Your little guy does not look silver to me.


----------



## kuusou (Jul 27, 2011)

I know, but he is an overo. Don't think he's a silverbay either but at the same time he does not look like a regular bay.
_Posted via Mobile Device_


----------



## Chiilaa (Aug 12, 2010)

His colour does not make me think silver bay. However, his eyelashes do. Minis are just awesome lol.


----------



## kuusou (Jul 27, 2011)

Chiilaa: yeah his eyelashes is another mystery  His lashes and leg make it looks like he's silver but his mane makes it not :/ He's a hard one ^^ 
When he arrives I'll gonna do a color test on him to see if hes silver ore what he now could be


----------



## lilruffian (Jun 28, 2010)

Oh & also, the light color in his tail could very well just be a trait passed on from his dam being a pinto  The light tips on the ends of his mane are definitely baby bleaching. My bay filly's mane l& tail ooked almost brown in her first year.


----------



## kuusou (Jul 27, 2011)

I agree about his mane,I think his tail might be two colored either because baby flaxen ore that he is sabino/splash. Like I said whats confuse me is that he is such light bay in color and that his leg also is bay and not black.
And the white eyelashes. But he might look totally different in color irl.


----------



## balky cheeky charmer (Sep 7, 2011)

Hi he looks bay to me x


----------



## NdAppy (Apr 8, 2009)

Just throwing this out there, he could possibly be wild bay, but you won't know until he is in his adult color...


----------



## kuusou (Jul 27, 2011)

NdAppy said:


> Just throwing this out there, he could possibly be wild bay, but you won't know until he is in his adult color...


He's 1½ year and in summer coat so think it is his adult color on the pics.
Can I test him to see if he's wild bay ? He looks more like a wild bay than a regular bay after lookin just at pictures.


----------



## NdAppy (Apr 8, 2009)

There is no test for wild bay.


----------



## notfartofall (Sep 8, 2011)

off subject but imma steal him hes soo cute !!! <3


----------



## kuusou (Jul 27, 2011)

He looks like a real sweetheart and he's staying right here when he's arrive 
People have already asked if he will stay as stallion cuz they want to breed there mares with him


----------



## kuusou (Jul 27, 2011)

He arrived today  Still confused over what color he has.


----------



## LuvMyPerlinoQH (Jun 21, 2011)

I say the silver bay is spot on.


----------



## kuusou (Jul 27, 2011)

Did cut him a little today, and I this the breeder was right that he is silver dapple with mixed mane


----------



## NdAppy (Apr 8, 2009)

Sorry, but you can't used a shaved coat to determine a horses color. It distorts the horse's color and can make them look like something they are not.


----------



## kuusou (Jul 27, 2011)

Maybe but can at the same time tell hat he's not. Now clipped he shows that he's not chestnut or regular bay, and either is he bay roan so think the clipping make it easier to figure out his color.


----------



## LuvMyPerlinoQH (Jun 21, 2011)

NdAppy said:


> Sorry, but you can't used a shaved coat to determine a horses color. It distorts the horse's color and can make them look like something they are not.

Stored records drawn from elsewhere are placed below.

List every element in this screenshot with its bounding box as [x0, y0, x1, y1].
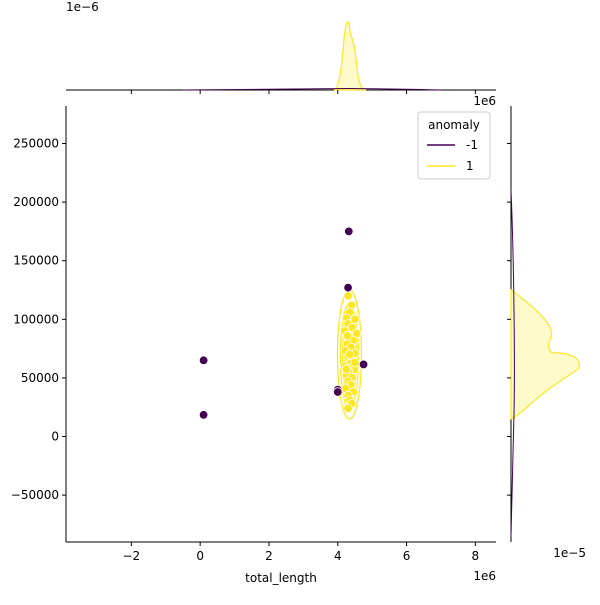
y-tick-label: 100000: [13, 312, 59, 326]
marginal-y-density-1: [510, 288, 580, 420]
y-tick-label: 150000: [13, 254, 59, 268]
x-multiplier-label: 1e6: [473, 569, 496, 583]
point-anomaly-1: [345, 349, 355, 360]
point-anomaly-1: [342, 331, 353, 341]
point-anomaly-1: [350, 314, 360, 325]
y-tick-label: −50000: [11, 488, 59, 502]
x-tick-label: 2: [265, 549, 273, 563]
legend-label-1: 1: [466, 159, 474, 173]
point-anomaly-neg1: [344, 226, 354, 237]
point-anomaly-neg1: [358, 359, 369, 370]
y-tick-label: 250000: [13, 137, 59, 151]
point-anomaly-neg1: [333, 387, 343, 397]
point-anomaly-neg1: [198, 355, 209, 366]
point-anomaly-neg1: [343, 282, 353, 293]
marginal-x-multiplier-label: 1e−6: [66, 0, 99, 14]
x-tick-label: −2: [123, 549, 141, 563]
x-tick-label: 4: [334, 549, 342, 563]
scatter-points: [198, 226, 369, 420]
marginal-x-density-1: [333, 21, 367, 91]
point-anomaly-1: [343, 291, 353, 301]
marginal-y-density-neg1: [510, 190, 515, 537]
y-tick-label: 0: [51, 430, 59, 444]
y-ticks: −50000 0 50000 100000 150000 200000 250000: [11, 137, 511, 502]
legend: anomaly -1 1: [417, 111, 491, 180]
x-axis-label: total_length: [245, 571, 317, 585]
x-tick-label: 6: [403, 549, 411, 563]
legend-title: anomaly: [428, 118, 480, 132]
point-anomaly-1: [343, 403, 353, 414]
marginal-x-density: [182, 21, 441, 91]
top-right-1e6-label: 1e6: [473, 94, 496, 108]
point-anomaly-neg1: [198, 410, 209, 420]
marginal-y-multiplier-label: 1e−5: [553, 546, 586, 560]
x-tick-label: 8: [472, 549, 480, 563]
marginal-x-density-neg1: [182, 87, 441, 91]
y-tick-label: 200000: [13, 195, 59, 209]
point-anomaly-1: [341, 364, 352, 374]
x-ticks: −2 0 2 4 6 8: [123, 90, 480, 563]
y-tick-label: 50000: [21, 371, 59, 385]
legend-label-neg1: -1: [466, 138, 478, 152]
x-tick-label: 0: [196, 549, 204, 563]
point-anomaly-1: [350, 357, 360, 368]
marginal-y-density: [510, 190, 580, 537]
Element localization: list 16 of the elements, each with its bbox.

Ahhh this is so true I have a friend who rescued an arab halter mare and they had her clipped so short I swear she looked pink was such an odd looking color I imagine the chestnut and pink skin. reminded you of pepto bismol on hooves.


----------



## NdAppy (Apr 8, 2009)

kuusou said:


> Maybe but can at the same time tell hat he's not. Now clipped he shows that he's not chestnut or regular bay, and either is he bay roan so think the clipping make it easier to figure out his color.


Bays can and do look grey-ish when clipped. They have two toned hair shafts. 

Once again, body clipping a horse is _not_ going to give you a correct idea of a horse's color.


----------